Why can't Utah be No. 1?
You know you've thought about it these past 36 hours or so, ever since the Utes' 31-17 Sugar Bowl blasting of Alabama.
Utah will be the only major college football team to complete its season undefeated. And the Utes have four wins over teams ranked in the Top 25 at one time or another, including TCU (11-2), Brigham Young (10-3), Oregon State (9-4) and Bama (12-2).
This isn't to say that Utah would beat either team taking the field Thursday night in the BCS title game, but Florida and Oklahoma each has a loss. Nevertheless, because they're in the title game, the winner will be crowned BCS champ and awarded the Coaches' Poll title.
Judging from their Rose Bowl rout of Penn State, Southern Cal's Trojans may actually be the country's top team, but they lost to Oregon State, which, of course, lost to Utah. And Texas beat Oklahoma but lost to Texas Tech, which lost most of its remaining respect by its big loss to Ole Miss in the Cotton Bowl.
Boise State entered the bowl season undefeated but lost to TCU in the Poinsettia Bowl, and TCU - in case you forgot - lost to Utah.
All of which brings us to the one poll the Utes can still win: the Associated Press poll. The AP poll has run continuously since 1936, its rankings determined by media votes. It originally was part of the complicated, convoluted, controversial BCS equation but broke with the BCS in 2004, just after Auburn and, gulp, Utah, both went undefeated but were left out of that year's title game featuring fellow unbeatens Southern Cal and Oklahoma.
But the poll still exists and it may enjoy a vast rebirth if the nation's college football fans aren't satisfied that either Florida or Oklahoma would easily have beaten Utah if they'd played.
"If Florida-Oklahoma is close either way, I think Utah will get some consideration for No. 1," AP voter Maurice Patton of the (Nashville) Tennessean said Saturday evening. "The one argument that they hadn't played anybody got knocked out of the park against Alabama."
Birmingham News writer Doug Segrest also has one of the 65 AP votes nationwide. Like Patton, he isn't yet sure where he'll vote the Utes in the final poll, but both voted them sixth in the final pre-bowl poll.
But Saturday afternoon Segrest admitted, "I would love to do a protest vote (for Utah), but I think I'll wait and see how (the title game) comes out. However, when all is said and done they're going to be the only undefeated team, and if there was a playoff, I think they'd have a legitimate chance."

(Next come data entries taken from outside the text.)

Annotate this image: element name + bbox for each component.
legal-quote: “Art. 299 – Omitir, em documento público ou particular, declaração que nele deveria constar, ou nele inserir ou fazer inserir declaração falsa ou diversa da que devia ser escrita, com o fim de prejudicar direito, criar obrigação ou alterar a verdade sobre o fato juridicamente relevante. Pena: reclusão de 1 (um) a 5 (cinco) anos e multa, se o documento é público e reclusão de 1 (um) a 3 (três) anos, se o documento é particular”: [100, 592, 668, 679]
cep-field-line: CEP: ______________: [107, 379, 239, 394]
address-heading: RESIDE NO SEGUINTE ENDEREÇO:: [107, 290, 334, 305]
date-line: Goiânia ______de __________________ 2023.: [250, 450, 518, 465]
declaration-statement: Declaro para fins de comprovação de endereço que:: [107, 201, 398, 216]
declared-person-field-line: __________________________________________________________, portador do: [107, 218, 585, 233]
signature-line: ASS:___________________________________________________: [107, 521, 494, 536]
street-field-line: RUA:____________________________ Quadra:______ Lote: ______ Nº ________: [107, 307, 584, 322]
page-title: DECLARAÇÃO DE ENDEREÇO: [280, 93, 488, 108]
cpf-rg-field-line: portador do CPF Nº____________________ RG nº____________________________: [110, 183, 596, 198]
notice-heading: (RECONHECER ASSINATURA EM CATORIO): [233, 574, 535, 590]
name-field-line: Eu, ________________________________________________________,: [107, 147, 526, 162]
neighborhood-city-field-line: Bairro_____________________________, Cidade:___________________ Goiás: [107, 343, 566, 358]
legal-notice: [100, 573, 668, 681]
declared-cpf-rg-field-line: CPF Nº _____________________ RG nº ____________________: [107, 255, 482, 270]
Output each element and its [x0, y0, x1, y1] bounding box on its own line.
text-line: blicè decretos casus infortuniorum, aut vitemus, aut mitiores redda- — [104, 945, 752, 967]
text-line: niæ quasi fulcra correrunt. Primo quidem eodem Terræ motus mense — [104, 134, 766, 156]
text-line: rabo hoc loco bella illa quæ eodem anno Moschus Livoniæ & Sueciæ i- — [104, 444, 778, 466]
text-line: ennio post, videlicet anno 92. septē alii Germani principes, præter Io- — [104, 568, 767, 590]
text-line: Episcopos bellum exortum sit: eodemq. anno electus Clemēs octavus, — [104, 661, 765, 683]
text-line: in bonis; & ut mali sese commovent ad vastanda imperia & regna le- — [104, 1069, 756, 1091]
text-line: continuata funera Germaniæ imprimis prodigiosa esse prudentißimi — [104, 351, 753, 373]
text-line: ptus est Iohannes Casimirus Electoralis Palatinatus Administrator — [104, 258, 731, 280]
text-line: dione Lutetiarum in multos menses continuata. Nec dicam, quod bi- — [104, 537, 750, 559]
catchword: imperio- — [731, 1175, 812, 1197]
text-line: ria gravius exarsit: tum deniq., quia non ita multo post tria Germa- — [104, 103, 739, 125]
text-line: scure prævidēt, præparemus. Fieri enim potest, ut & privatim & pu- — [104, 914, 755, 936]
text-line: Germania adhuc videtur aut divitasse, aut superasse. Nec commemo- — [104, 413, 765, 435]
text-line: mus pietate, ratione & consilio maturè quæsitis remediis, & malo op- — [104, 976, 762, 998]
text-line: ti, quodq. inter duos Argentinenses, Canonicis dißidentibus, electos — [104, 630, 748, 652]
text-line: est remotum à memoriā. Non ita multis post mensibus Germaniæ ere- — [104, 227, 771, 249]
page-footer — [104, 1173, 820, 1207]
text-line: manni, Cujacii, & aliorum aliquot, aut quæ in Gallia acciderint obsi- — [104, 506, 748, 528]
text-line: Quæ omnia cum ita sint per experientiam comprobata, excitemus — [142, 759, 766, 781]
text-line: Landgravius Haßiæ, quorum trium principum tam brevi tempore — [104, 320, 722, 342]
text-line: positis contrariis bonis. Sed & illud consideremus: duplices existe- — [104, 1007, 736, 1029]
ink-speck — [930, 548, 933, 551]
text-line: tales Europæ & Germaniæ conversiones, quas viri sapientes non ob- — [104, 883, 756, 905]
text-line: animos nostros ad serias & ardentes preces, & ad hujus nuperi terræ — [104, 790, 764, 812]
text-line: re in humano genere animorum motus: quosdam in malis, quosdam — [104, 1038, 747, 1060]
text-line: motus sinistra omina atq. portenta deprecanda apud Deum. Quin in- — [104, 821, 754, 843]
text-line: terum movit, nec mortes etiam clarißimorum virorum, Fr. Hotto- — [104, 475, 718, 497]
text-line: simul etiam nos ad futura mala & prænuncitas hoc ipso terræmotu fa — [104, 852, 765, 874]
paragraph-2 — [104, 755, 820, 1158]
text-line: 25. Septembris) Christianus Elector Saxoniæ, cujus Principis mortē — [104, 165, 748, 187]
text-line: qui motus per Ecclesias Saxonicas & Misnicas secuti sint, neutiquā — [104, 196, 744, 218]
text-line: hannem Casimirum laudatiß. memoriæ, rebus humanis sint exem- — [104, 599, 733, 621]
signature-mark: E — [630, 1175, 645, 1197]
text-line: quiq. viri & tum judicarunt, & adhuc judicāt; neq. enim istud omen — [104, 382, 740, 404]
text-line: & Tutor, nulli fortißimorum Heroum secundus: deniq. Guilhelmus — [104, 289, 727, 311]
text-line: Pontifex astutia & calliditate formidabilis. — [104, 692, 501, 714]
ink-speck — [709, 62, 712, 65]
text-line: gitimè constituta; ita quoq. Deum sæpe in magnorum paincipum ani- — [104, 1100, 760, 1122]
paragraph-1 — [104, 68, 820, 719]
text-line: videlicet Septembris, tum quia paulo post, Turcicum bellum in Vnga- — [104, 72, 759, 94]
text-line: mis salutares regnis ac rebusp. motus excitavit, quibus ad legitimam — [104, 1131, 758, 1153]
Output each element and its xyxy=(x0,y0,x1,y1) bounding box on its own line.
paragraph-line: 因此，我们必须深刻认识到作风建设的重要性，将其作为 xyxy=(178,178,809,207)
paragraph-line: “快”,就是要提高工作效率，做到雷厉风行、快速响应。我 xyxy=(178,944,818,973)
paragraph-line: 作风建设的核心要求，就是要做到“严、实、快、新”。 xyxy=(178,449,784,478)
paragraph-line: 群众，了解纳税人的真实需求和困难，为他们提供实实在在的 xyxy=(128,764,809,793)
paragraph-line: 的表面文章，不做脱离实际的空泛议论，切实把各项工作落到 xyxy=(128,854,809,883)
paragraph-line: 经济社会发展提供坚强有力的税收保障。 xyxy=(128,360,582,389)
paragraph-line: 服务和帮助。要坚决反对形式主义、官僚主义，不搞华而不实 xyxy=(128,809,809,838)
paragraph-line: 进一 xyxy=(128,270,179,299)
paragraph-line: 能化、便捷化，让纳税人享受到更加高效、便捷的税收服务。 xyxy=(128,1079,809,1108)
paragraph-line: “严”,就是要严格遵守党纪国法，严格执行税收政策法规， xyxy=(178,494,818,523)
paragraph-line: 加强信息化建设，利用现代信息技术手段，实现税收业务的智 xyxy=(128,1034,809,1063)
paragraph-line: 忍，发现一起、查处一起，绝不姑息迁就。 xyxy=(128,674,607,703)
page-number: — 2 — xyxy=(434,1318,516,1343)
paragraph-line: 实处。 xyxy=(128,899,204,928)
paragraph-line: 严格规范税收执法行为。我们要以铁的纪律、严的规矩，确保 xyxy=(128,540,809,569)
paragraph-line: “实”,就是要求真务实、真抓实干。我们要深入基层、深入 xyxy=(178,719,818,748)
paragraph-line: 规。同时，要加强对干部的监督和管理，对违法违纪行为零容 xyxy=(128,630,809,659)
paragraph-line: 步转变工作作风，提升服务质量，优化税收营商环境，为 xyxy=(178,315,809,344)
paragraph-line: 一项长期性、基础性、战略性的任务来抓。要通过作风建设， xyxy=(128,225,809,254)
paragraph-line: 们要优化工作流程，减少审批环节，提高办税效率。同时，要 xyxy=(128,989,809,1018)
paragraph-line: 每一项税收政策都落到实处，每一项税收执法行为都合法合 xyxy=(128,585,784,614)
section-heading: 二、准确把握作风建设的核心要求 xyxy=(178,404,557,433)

Since he works for the Provo (Utah) Daily Herald, Jason Franchuk has had plenty of chances to see the Utes. He voted them 25th in the preseason and sixth in the final pre-bowl poll.
"I worry about making some political statement when I vote since I work in Utah," he said. "But right now I'm inclined to vote them No. 1. Before Friday night the biggest argument against them was that their best wins had come at home, but against Alabama they proved they could do a lot wherever they play."
Indeed, matched against a Bama team that had bludgeoned opponents early, the Utes led 21-0 after three possessions. Facing a Tide squad that had never trailed going into the fourth quarter, Utah led. Against a Bama bunch that had allowed 16 sacks in 13 games, the Utes collected eight. Against an Alabama gang averaging nearly 200 yards on the ground, Utah surrendered 31.
Our newspaper's David Paschall votes on the Harris Poll, which helps determine the BCS standings. But the Harris Poll is over as soon as the BCS bowl spots are determined.
"I'm glad our ballots are done," Paschall chuckled Saturday evening. "I've always said I'd like a plus-one model, but you could argue that this season has made the case for an eight-team playoff."
Like more than a few of us, Paschall has long argued that the four major bowls - Orange, Sugar, Fiesta and Rose - should be used as quarterfinal games while maintaining the existing bowl tie-ins as often as possible.
SEC commissioner Mike Slive requested this past summer that the plus-one be used in those years when the BCS title game might not clearly decide a champion. It was voted down, which is one reason we have this current mess.
"It does (hurt the BCS)," Segrest said, "and that's a good thing."
Added Franchuk: "I just hope it pushes the system forward to create something more fair."
Something more fair would be a complete, um, U-turn from the current format while retaining the bowls for the Vanderbilts, Kentuckys and Buffalos of the world to have their postseason fun.
But between now and the time the AP votes are cast late Thursday night, I'm encouraging everyone to adopt the slogan: "We Want 'U'!"